Financial assistance was cut after the International Monetary Fund (IMF) and the World Bank stopped extending credit.

For instance, the US has a standing decree, under the Zimbabwe Democracy and Economic Recovery Act (ZIDERA), for any American official seconded to an international organisation to veto all forms of financial help to Zimbabwe.

Since 1999, Zimbabwe has been suspended from receiving funding and technical support from these organisations, and the economic consequences have been devastating.

Apart from the negative impact on economic growth, the sanctions have weighed heavily on employment growth.

Mr Shava elaborated on the cascading impact of these sanctions, noting that, “Without the ability to engage with International Financial Institutions (IFIs), Zimbabwe has missed out on critical financial aid, technical assistance, and foreign direct investment.”

He added that “the sanctions have led to Zimbabwe and its entire financial linkages with the rest of the world being branded as high risk, thereby making the country a compelling target for de-risking interventions by lending correspondent banks in the US and Europe.”

The lack of access to these financial markets has led Zimbabwe’s external payment arrears to increase steadily, further burdening the economy and retarding development.

With limited foreign financial aid, the Government has struggled to stabilise the currency, which has in-turn led to high inflation rates and increased poverty.

Zimbabwe’s banks and money transfer agencies are particularly hard-hit by the severance of correspondent banking relationships with international financial institutions, a key consequence of the sanctions.

Correspondent banking, a system that enables banks to make payments and facilitate cross-border transactions, has become increasingly restricted for Zimbabwean banks.

Describing the uphill battle facing the financial sector, Raymond Madziva, a banker, said; “Zimbabwean companies and individuals have found it extremely difficult to effect payments through international payment platforms as these transactions are intercepted and blocked in the sanctions-imposing countries, especially the US.

“As a result, there are many cases of blocked funds or failure to transact in the business sector and among individuals.”

The reduced number of correspondent banking relationships has increased the cost and complexity of conducting international transactions.

Importers struggle to pay suppliers, while exporters lack access to foreign currency, both of which are necessary for Zimbabwe to remain competitive in the global market.

Mr Madziva warned that without a stable correspondent banking network, Zimbabwe’s foreign currency reserves are limited, affecting the government’s ability to stabilise the currency.

“Limited reserves affect the Government’s ability to stabilise the currency, leading to inflationary pressures, which in turn deter both local and foreign investment,” he adds.

For Zimbabwe, the cost of these economic challenges goes beyond lost opportunities and missed investments, it impacts the very fabric of society.
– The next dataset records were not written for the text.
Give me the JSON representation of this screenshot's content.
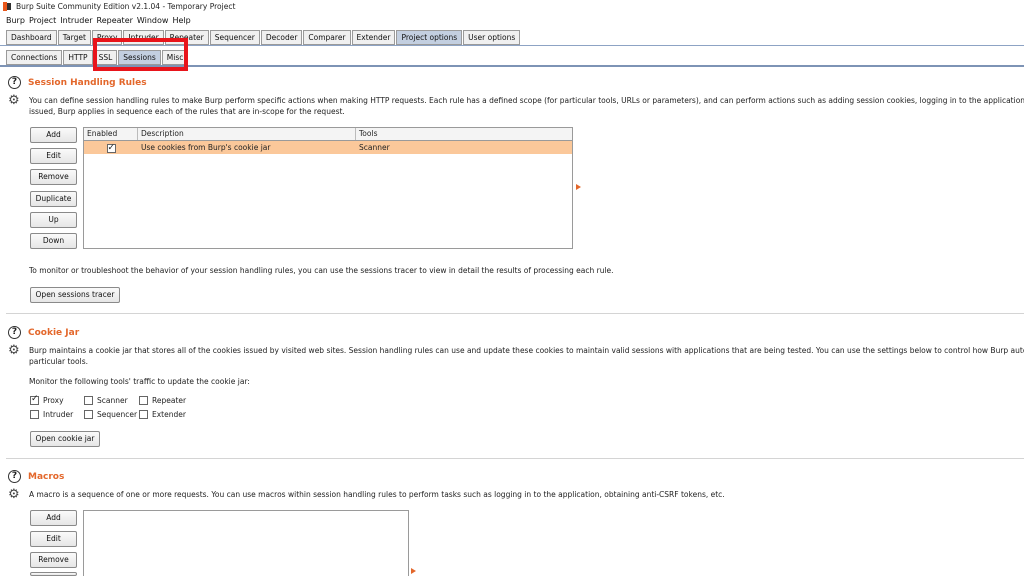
{
  "window": {
    "title": "Burp Suite Community Edition v2.1.04 - Temporary Project"
  },
  "menu": [
    "Burp",
    "Project",
    "Intruder",
    "Repeater",
    "Window",
    "Help"
  ],
  "main_tabs": [
    "Dashboard",
    "Target",
    "Proxy",
    "Intruder",
    "Repeater",
    "Sequencer",
    "Decoder",
    "Comparer",
    "Extender",
    "Project options",
    "User options"
  ],
  "main_active": "Project options",
  "sub_tabs": [
    "Connections",
    "HTTP",
    "SSL",
    "Sessions",
    "Misc"
  ],
  "sub_active": "Sessions",
  "session_rules": {
    "title": "Session Handling Rules",
    "description_line1": "You can define session handling rules to make Burp perform specific actions when making HTTP requests. Each rule has a defined scope (for particular tools, URLs or parameters), and can perform actions such as adding session cookies, logging in to the application, or checking se",
    "description_line2": "issued, Burp applies in sequence each of the rules that are in-scope for the request.",
    "buttons": [
      "Add",
      "Edit",
      "Remove",
      "Duplicate",
      "Up",
      "Down"
    ],
    "columns": [
      "Enabled",
      "Description",
      "Tools"
    ],
    "rows": [
      {
        "enabled": true,
        "description": "Use cookies from Burp's cookie jar",
        "tools": "Scanner"
      }
    ],
    "tracer_text": "To monitor or troubleshoot the behavior of your session handling rules, you can use the sessions tracer to view in detail the results of processing each rule.",
    "tracer_button": "Open sessions tracer"
  },
  "cookie_jar": {
    "title": "Cookie Jar",
    "description_line1": "Burp maintains a cookie jar that stores all of the cookies issued by visited web sites. Session handling rules can use and update these cookies to maintain valid sessions with applications that are being tested. You can use the settings below to control how Burp automatically update",
    "description_line2": "particular tools.",
    "monitor_label": "Monitor the following tools' traffic to update the cookie jar:",
    "tools": [
      {
        "label": "Proxy",
        "checked": true
      },
      {
        "label": "Scanner",
        "checked": false
      },
      {
        "label": "Repeater",
        "checked": false
      },
      {
        "label": "Intruder",
        "checked": false
      },
      {
        "label": "Sequencer",
        "checked": false
      },
      {
        "label": "Extender",
        "checked": false
      }
    ],
    "open_button": "Open cookie jar"
  },
  "macros": {
    "title": "Macros",
    "description": "A macro is a sequence of one or more requests. You can use macros within session handling rules to perform tasks such as logging in to the application, obtaining anti-CSRF tokens, etc.",
    "buttons": [
      "Add",
      "Edit",
      "Remove"
    ]
  },
  "colors": {
    "accent": "#e3672b",
    "selected_row": "#fbc89a",
    "highlight": "#e8141b",
    "active_tab": "#c3cfe0"
  }
}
With reduced economic prospects and rising poverty, Zimbabweans face declining living standards, increasing inequality, and a shrinking middle class.

Development economist Dr Itai Mahlangu said, “Sanctions have made it increasingly difficult for Zimbabwe to invest in critical areas like healthcare, education, and infrastructure, all of which are essential for raising people out of poverty and reducing inequality.”
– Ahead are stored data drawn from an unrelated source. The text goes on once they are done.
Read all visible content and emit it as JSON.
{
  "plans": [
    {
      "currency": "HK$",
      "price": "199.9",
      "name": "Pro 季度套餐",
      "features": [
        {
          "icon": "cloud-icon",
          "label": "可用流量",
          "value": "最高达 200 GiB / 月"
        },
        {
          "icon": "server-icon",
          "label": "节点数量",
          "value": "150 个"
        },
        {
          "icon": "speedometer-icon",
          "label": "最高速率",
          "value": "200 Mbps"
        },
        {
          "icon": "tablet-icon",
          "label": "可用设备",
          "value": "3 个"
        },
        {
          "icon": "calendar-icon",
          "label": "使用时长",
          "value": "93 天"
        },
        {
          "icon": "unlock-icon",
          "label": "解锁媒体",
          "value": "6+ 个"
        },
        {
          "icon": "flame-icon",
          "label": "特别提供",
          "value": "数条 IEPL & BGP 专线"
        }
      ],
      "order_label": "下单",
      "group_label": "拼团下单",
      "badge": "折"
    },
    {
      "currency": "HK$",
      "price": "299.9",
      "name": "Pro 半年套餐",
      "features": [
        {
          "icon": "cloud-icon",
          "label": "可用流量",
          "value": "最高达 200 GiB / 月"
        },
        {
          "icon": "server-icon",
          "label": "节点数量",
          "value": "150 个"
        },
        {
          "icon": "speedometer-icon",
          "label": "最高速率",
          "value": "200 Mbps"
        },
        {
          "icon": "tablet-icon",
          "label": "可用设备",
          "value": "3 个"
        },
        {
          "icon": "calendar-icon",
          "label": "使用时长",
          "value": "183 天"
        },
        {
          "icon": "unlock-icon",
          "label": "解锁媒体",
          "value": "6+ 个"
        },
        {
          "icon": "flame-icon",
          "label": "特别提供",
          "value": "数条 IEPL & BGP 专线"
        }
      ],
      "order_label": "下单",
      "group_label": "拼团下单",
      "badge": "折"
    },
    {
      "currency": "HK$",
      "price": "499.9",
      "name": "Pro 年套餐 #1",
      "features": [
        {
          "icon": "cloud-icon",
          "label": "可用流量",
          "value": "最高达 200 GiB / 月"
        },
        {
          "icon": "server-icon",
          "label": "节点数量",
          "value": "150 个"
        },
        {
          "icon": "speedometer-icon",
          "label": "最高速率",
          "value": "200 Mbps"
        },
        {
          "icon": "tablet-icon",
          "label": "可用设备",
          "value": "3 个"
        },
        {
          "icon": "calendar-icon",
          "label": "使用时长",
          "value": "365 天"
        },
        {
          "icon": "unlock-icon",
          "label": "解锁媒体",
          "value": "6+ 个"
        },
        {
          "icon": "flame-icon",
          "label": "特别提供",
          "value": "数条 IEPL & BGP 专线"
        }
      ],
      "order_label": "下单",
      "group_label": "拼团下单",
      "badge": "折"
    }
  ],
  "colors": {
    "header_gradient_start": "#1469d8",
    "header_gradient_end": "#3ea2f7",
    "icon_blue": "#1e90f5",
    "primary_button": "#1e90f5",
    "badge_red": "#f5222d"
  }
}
Furthermore, Ms Moyo highlighted the long-term implications for the next generation, explaining that, “Without a strong manufacturing and export sector, our young people are left with fewer job prospects and less economic stability. Sanctions have stunted Zimbabwe’s ability to build a future.”

As Zimbabwe continues to persevere under the weight of sanctions, the nation’s economic potential remains locked, its people deprived of opportunities, and its economy in a perpetual state of recovery.

While the international community debates the effectiveness and morality of sanctions, Zimbabwe endures the brunt of the crisis, a cost that is increasingly borne by its citizens.

The Ministry of Finance, Economic Development and Investment Promotion, Zimbabwe has lost at least US$40 billion in international funding support and development assistance due to sanctions.